Я продолжал молчать, испытывая ее терпение. Тогда она прильнула ко мне и провела холодной рукой по щеке, отчего я вздрогнул.
— Святыня, которую вы обязательно должны посетить. Прекратите и ведите себя подобающим образом. Или все? Роль послушницы уже в прошлом?
Лидия недовольно поджала губы и нахмурилась.
— Очередная святыня? Вы опять тратите мое время на какую-то глупость?
— Ваше время оплачивается Святым Престолом. Кстати… — я полез в карман и достал мешочек с монетами. — Ваше жалованье за месяц вперед.
— И сколько здесь? — презрительно скривилась она.
— Пятьдесят золотых.
— Пфф…
— Госпожа Хризштайн, — холодно заметил я. — Инквизитор получает немногим больше, так что вам грех жаловаться.
— Так может этому инквизитору самому начать жаловаться? Кстати, — Лидия лукаво улыбнулась, — как вам рисунки?
— Вы о чем?
— Вы же видели их, не прикидывайтесь дурачком, — она опять попыталась меня коснуться, но я уклонился от ее руки. — Особенно тот рисунок с яблоком и змеем. Мило, правда?

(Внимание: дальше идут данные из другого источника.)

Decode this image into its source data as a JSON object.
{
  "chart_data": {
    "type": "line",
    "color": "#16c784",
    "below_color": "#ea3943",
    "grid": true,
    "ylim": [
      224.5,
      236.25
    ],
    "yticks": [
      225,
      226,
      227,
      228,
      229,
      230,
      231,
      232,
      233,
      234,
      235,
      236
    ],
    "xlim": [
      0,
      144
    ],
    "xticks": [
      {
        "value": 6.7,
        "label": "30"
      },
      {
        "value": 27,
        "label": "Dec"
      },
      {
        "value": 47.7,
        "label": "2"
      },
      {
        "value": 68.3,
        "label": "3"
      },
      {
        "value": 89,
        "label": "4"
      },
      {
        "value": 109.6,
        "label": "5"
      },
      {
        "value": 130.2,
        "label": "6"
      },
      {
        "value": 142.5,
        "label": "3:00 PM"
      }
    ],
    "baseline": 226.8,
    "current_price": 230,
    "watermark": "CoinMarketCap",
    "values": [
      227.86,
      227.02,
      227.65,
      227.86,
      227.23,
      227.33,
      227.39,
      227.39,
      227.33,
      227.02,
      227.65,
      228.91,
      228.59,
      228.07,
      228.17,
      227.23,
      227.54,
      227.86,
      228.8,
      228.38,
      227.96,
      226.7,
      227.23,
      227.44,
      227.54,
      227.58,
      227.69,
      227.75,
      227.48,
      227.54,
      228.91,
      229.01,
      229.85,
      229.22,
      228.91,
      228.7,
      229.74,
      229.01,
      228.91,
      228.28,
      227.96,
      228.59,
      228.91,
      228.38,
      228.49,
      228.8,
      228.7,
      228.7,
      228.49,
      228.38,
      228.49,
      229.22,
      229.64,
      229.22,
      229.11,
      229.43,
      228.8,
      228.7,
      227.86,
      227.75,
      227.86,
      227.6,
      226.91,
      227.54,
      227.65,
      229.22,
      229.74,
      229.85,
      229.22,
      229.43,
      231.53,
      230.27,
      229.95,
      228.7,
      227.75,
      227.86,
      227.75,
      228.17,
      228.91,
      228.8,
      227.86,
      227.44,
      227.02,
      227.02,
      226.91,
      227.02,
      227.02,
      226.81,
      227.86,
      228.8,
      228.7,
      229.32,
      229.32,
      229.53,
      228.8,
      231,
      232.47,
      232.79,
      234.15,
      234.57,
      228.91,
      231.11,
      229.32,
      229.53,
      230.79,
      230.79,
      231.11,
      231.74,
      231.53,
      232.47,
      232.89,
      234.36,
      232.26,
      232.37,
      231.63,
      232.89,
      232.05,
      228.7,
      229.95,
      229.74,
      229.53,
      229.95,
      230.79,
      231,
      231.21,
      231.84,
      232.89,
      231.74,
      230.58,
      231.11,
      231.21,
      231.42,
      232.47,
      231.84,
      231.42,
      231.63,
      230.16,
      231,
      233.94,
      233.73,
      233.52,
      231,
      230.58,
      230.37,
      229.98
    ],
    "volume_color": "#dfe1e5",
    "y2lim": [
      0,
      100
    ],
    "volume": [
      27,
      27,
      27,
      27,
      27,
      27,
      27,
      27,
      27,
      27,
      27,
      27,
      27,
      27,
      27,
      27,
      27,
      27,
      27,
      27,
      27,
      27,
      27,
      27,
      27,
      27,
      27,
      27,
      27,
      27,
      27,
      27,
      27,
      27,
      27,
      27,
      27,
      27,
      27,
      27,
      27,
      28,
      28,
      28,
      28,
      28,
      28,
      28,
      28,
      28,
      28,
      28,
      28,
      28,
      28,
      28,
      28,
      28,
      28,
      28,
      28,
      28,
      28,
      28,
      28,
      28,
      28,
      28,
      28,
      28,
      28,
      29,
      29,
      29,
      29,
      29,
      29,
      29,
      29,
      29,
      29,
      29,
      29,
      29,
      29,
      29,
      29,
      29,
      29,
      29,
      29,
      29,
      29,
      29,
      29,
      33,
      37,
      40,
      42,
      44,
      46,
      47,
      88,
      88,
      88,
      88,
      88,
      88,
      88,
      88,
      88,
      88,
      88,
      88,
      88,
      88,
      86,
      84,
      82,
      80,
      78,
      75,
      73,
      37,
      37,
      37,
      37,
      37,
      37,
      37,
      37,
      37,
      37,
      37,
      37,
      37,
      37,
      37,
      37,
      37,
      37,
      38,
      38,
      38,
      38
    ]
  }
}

Я растерялся, не понимая, какой реакции она ждет от меня.
— Эти рисунки никто в нормальном уме не назовет милыми. Они что-то означают для вас?
Лидия пристально уставилась на меня, а потом медленно покачала головой.
— Вы и вправду не увидели там ничего неприличного?.. Господи, девственник дремучий…
Пока я пытался припомнить тот самый рисунок, Лидия обиженно отвернулась к окну и замолчала. Она же никак не могла говорить о том рисунке, который я порвал? Да и не было там ни яблока, ни змея…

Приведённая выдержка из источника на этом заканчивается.